Keywords

1 Introduction

Studies have shown believable actors are perceived to be more engaging than non-believable ones [4, 11, 21, 24, 25]. However, believability, as a construct, is still in its infancy [24]. Works by Loyall [15], Bates [4] and Mateas [17], transcribe their believability criteria from Disney’s rules of thumb listed in“Illusion of Life: Disney Animation” [23], and are, in turn, used as basis for several agent architectures and algorithms (e.g. Warpefelt [25], Parenthöen et al. [18]). These criteria are used at face value, without any validation to assess how they measure believability, or if they do so at all.

Assessing believability has been discussed in Togelius et al. [24], arguing for subjective methods, such as self-reports used by Arrabales et al. [2]. This work adjusted a scale used to evaluate cognitive functions in avatars, and allowed assessing a form of believability. However, its range over other types of believability is reduced, since agents are judged as avatars for players, not simulated living beings.

This paper’s contribution is the revision of the believability scale presented by Barreto, Craveirinha and Roque [3], providing a first attempt at validation through Confirmatory Factor Analysis.

We can foresee two applications for such a scale, at the moment: to aid the analysis and comparison of fauna, in game worlds, across presentation, autonomy and interactivity (even between different games), and as a set of heuristics to use during game development. This would allow game designers the means to evaluate how believable their creatures are, and consequently, the potential to improve their game’s believability and engagement.

The paper’s structure is as follows: Sect. 2 describes methodology. Section 3 presents Results and Scale Revision, where we perform a revision of the scale’s underlying theoretical model within its Confirmatory Factor Analysis. Section 4 details conclusions.

2 Methodology

Aiming to provide an initial framework for the study of believability in creatures, a first believability scale was proposed in Barreto, Craveirinha and Roque [3]. After establishing a formal definition for creatures, an initial iteration was created with 46 statements. After a first round of Exploratory Factor Analysis, 26 statements achieved an acceptable loading value and thus made it into the existing model, grouped into 4 dimensions. Note however, there was no confirmation of the hypothesized model. As suggested in Spector [22], we now provide an additional validation and revision phase of the scale, through Confirmatory Factor Analysis.
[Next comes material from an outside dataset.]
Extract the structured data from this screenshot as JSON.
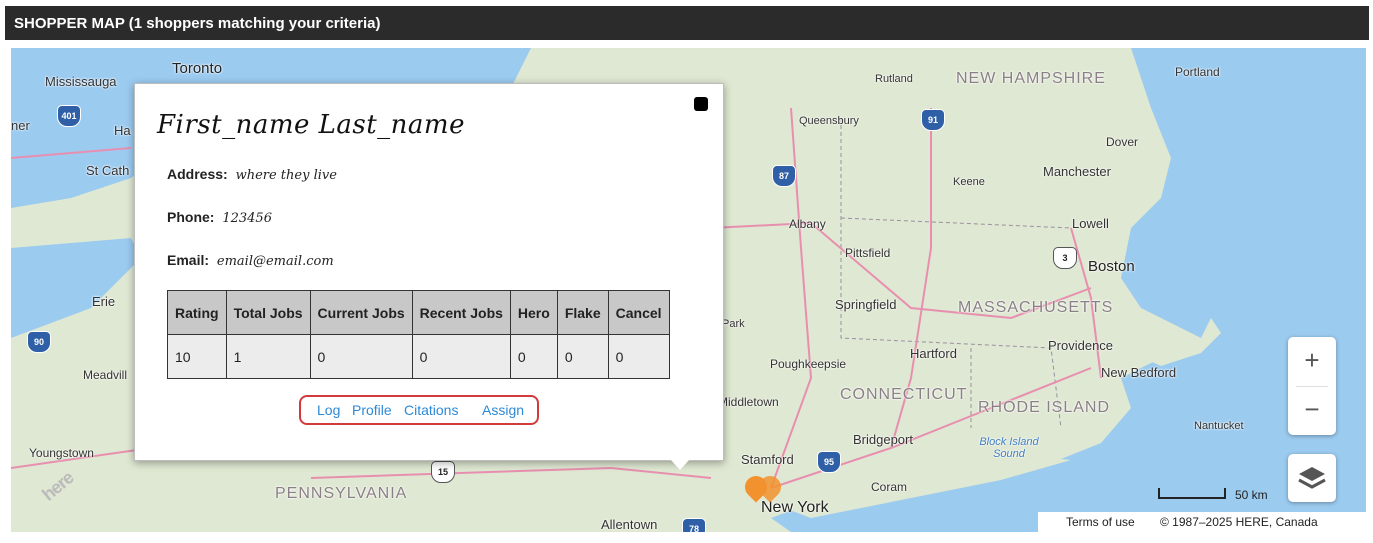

As suggested in Togelius et al. [24], we designed an online self-reportFootnote 1 where ten randomly sorted video clips (40 to 60 s long), from various videogame sources, were shown, each with at least one creature engaged in a specific activity. This duration allowed numerous, and time consuming (i.e. learning) creature activities to be demonstrated. After each clip, subjects answered a fail-safe question [13, 16], and scored each item in the scale.
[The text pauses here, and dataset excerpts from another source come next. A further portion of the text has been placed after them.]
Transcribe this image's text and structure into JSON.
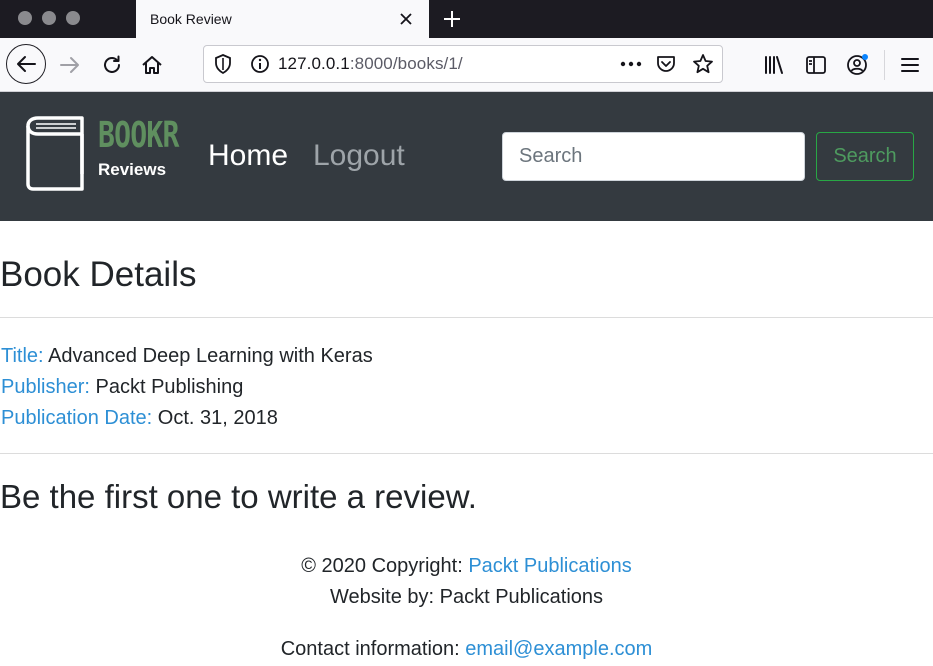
{
  "browser": {
    "tab_title": "Book Review",
    "url_host": "127.0.0.1",
    "url_path": ":8000/books/1/"
  },
  "site": {
    "brand_name": "BOOKR",
    "brand_sub": "Reviews",
    "nav": {
      "home": "Home",
      "logout": "Logout"
    },
    "search": {
      "placeholder": "Search",
      "button": "Search"
    }
  },
  "main": {
    "title": "Book Details",
    "details": [
      {
        "label": "Title:",
        "value": "Advanced Deep Learning with Keras"
      },
      {
        "label": "Publisher:",
        "value": "Packt Publishing"
      },
      {
        "label": "Publication Date:",
        "value": "Oct. 31, 2018"
      }
    ],
    "review_message": "Be the first one to write a review."
  },
  "footer": {
    "copyright_prefix": "© 2020 Copyright: ",
    "copyright_link": "Packt Publications",
    "website_by": "Website by: Packt Publications",
    "contact_prefix": "Contact information: ",
    "contact_email": "email@example.com"
  },
  "colors": {
    "header_bg": "#343a40",
    "brand_green": "#5f8f5f",
    "link_blue": "#2d8fd5",
    "search_button_border": "#28a745"
  }
}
We chose games that were recent, to reduce bias created by technological limitations, and that had creatures with extensive on-screen presence, to increase perceivable activity. The following creature/game pairs were selected: Radstags (Fallout 4 [6]), Wolves and Tigers (Life of Black Tiger [1]), Chop (Grand Theft Auto V [20]), D-Horse (Metal Gear Solid V: The Phantom Pain [14]), Aliens (No Man’s Sky [10]), Sea Vulture (Risen [19]), Wolves (The Elder Scrolls V: Skyrim [5]), Deer (theHunter [8]), Trico (The Last Guardian [9]), Antilopes (The Witcher III: The Wild Hunt [7]).
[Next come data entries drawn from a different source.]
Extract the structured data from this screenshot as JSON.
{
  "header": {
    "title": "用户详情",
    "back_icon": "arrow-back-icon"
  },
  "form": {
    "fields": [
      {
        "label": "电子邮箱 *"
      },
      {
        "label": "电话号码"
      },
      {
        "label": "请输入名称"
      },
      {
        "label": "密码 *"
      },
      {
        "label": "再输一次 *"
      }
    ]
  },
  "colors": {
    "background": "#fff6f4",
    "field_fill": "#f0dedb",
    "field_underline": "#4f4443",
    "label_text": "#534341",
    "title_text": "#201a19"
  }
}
Our survey was deployed online, with 19 users participating (12 Male and 7 Female). The sample is admittedly short, but we think that for the purpose of a first validation attempt, it can provide meaningful insight regarding the model. The average age was 31.5 ± 11.9. Distribution of level of education was: 11% with Highschool degree, 37% with Bachelor’s degree, 47% with Master’s degree, 5% with Doctorate degree. Academic background included Science, Technology, Engineering and Math (68%), Humanities (Literature, Social Sciences, etc.) (26%) and Arts (Illustration, Music, etc.) (5%). Average contact with media (videogames, movies, tv) per week was 20 h for 32% of users, 20 h to 40 h for 42%, 40 h to 60 h for 16%, and >60 h for 11%.

3 Results and Scale Revision

Each <subject, videogame> tuple was considered a separate answer, resulting in 190 entries (19 subjects \(\times \) 10 clips), since each clip had its own context, creature(s) and activities. The data underwent a Confirmatory Factor Analysis (CFA) using a Maximum-Likelihood Path Analysis to test the scale’s theoretical model’s goodness-of-fit. Model data was compared using \(\chi ^2\), \(\frac{\chi ^2}{df}\), CFI and RMSEA indexes.

A first structured equation model was considered (model 4F), transcribing the original scale [3]: its four dimensions were converted to latent variables, each with a covariance link to the remainder ones. These dimensions were also linked to their respective items, measured variables. The indexes obtained are listed in Table 1.

Observing the values, we first conclude the null model, as expected, provides a bad fit. Specifically, \(\frac{\chi ^2}{df}\) is above 5 (9.768), CFI is below 0.8 (0.000) and RMSEA is above 0.1 (0.215); all values lie within a bad fit on their respective ranges. Similarly, the original model (4F), also seems a bad fit. While its \(\frac{\chi ^2}{df}\) value was 4.594 (below 5 yet above 2), the others, CFI (0.630) and RMSEA (0.138) were above 0.6 and 0.1 respectively, suggesting a bad fit.

Table 1. Goodness-of-fit indexes for alternative models for the scale. (n = 190)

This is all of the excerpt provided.